This particular cost function

is a convex quadratic function and it only has a single global minimum low animation,

I'll show you coming up here.

If you pick some other function,

it may not have a single global minimum and you need to manually check for this.

This one here has as a single one. As Andrew did it.

He said, imagine you're up on a side of a hill,

a side of a mountain and you started

up here with your initial guess and you want to as a algorithm iterates,

you work your way down and then hopefully,

you reach this final lowest value for your cost function,

which is the global minima.

But if you pick other functions it may have

a little nonlinearity in there and if you start out here,

you can get stuck in there and you get out

of this so the algorithm will converge here instead of converging here.

I had to write my own convergence code.

Andrew didn't in his notes didn't tell us how to do that.

So, I had to figure that out on my own and I'll share with you here.

So, here's our cost function and here we're

up on the side of the hill and as this algorithm iterates.

We start up here and because it's this convex shape,

it has just a single global minimum and no other local minimums.

So, as the algorithm runs,

you see that your error function eventually it's down to

this very small amount and then you stop, and you know you're done.

So, as I said the test for convergence is

a user-defined function and the downside to batch gradient descent is that,

every theta update needs to run through all m training samples.

So, if your dataset is enormous,

it's computationally expensive because every pass through,

you might have 10 million training amples.

So, you got to cruise through 10 million training samples update every single theta.

So, it's computationally expensive.

Is there a better way to do It?

Yes. Second method.

It's called stochastic gradient descent.

For each training example,

so we just go through the train data one time and we update our theta values as we go.

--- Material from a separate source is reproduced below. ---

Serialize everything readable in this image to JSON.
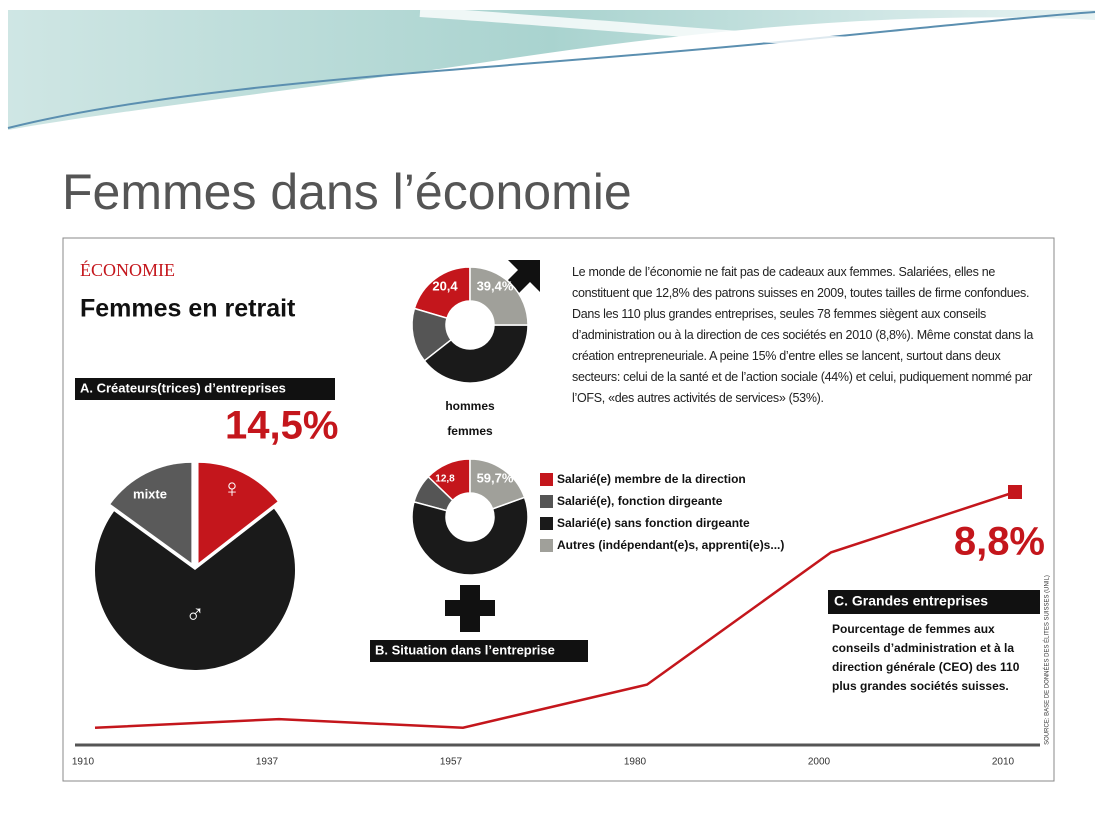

It's faster for large training sets but potentially less

accurate and we'll see that that is in fact the case.

So, we go through all the math that I'm not going to do here

for you, we end up with this.

For i equals 1 to m,

the new theta's equal to the current theta times again this learning

rate times the target value minus the hypothesis,

times x for j 0 to n. Don't iterate through all,

it could be i 0 to n minus 1 or i 1 to m, either way.

Point is we're sampling each example from our training data

once and making a calculation computing our theta values.

The third method, if you would've told me this was possible to do this,

I would have said no way.

Shows you what I know, so I'm not a mathematician, I'm a chip designer.

Third method is pretty stunning.

Is it possible to directly calculate the theta_j's?

The answer is, it turns out.

Yes. The closed form equation with no iterations at all and in this method,

we minimize J of theta by explicitly taking

the derivatives of all of the individual thetas and setting them to zero.

Then Andrew did this wild crazy linear algebra went on on his chalkboard at

Stanford for couple of white boards full

of these manipulations and I was thinking these aren't just arrays of numbers,

how can you take the derivative of a derivative of a constant as zero?

How can this possibly work? Sure enough it does.